La dernière stratégie cumule les désavantages des deux autres, et aboutit en général à des situations dysfonctionnelles. Typiquement, elle va activer la mise en place du registre d'attribut (alors que ce n'est pas le cas lors d'une mise à jour), avec une configuration du résolveur d'attribut historique faisant double emploi, ce qui se manifeste par un double encodage des attributs, et des valeurs dupliquées.

Impact des modifications

La liste des éléments dont la modification à l'issue du changement peuvent avoir un impact sont les suivants:

  • l'identifiant SAML (entityID)
  • le nom du fournisseur d'identité
  • le sel des identifiants persistants

Aucun de ces impacts n'est réellement bloquant, mais en fonction de votre contexte, ils peuvent être plus ou moins importants. Si vous ne comprennez pas de quoi il s'agit, vous n'êtes généralement pas concernés.

Identifiant SAML (entityID)

L'identifiant SAML (propriété idp.entityID dans le fichier idp.properties) est ce qui permet aux différents fournisseurs de service interagissant avec un fournisseur d'identité de l'identifier. Si cet identifiant change, ceci a les conséquences suivantes:

  • toutes les relations bilatérales (hors fédération, donc) deviennent caduque
  • les éventuelles configurations spécifiques d'une fournisseur de service lié ce fournisseur d'identité deviennent caduque
  • les identifiants utilisateurs persistant basés sur cet identifiant (ePTID, notamment) deviennent caduque

Maintenir le même identifiant en changeant d'IdP est tout a fait possible, mais l'impossibilité de déclarer simultanément plusieurs entités SAML avec le même identifiant sur le guichet de la fédération, ainsi que l'immutabilité de cet identifiant, nécessite le recours à des stratégies plus complexe que d'utiliser un identifiant distinct.

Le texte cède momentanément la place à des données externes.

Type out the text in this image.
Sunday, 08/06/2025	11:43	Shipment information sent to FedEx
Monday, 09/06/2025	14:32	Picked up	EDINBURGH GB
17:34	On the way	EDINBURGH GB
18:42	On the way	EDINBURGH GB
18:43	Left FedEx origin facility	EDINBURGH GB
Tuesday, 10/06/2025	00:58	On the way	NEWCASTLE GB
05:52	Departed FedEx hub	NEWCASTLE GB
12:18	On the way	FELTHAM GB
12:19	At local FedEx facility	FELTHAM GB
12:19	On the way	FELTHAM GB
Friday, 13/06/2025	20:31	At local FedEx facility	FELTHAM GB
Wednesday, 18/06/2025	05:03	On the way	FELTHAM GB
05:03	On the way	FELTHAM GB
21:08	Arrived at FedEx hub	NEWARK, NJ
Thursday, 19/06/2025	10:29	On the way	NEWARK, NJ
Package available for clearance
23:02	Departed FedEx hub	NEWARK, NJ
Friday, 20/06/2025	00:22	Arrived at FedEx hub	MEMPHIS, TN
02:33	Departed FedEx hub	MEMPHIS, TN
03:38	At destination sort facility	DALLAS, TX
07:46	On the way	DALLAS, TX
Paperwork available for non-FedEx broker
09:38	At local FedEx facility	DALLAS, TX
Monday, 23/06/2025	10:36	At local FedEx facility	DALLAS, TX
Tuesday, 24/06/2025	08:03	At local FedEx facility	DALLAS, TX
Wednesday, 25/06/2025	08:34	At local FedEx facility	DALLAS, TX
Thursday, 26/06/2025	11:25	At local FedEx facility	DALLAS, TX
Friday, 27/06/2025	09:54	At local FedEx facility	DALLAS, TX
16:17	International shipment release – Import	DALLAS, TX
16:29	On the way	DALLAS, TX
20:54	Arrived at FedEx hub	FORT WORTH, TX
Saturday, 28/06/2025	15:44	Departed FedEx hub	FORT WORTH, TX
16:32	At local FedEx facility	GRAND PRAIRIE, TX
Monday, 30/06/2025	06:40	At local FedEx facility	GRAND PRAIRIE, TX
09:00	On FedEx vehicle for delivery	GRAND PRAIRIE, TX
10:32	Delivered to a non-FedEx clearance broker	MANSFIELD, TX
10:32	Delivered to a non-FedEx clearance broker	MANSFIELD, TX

Pour rappel, un identifiant SAML utilise la syntaxe d'une URL, mais uniquement à des fins d'unicité, avec la sémantique d'une chaine de caractère, et ce n'est pas une URL d'accès au service. Autrement dit, il est tout a fait possible de garder un éventuel identifiant historique https://idp.domaine.tld/idp/shibboleth, même après avoir redéployé le nouvel IdP sur une machine nommée idp2.domaine.tld, du moment que les adresses d'accès aux différents points d'accès SAML dans les métadonnées pointent bien vers les nouvelles URLs.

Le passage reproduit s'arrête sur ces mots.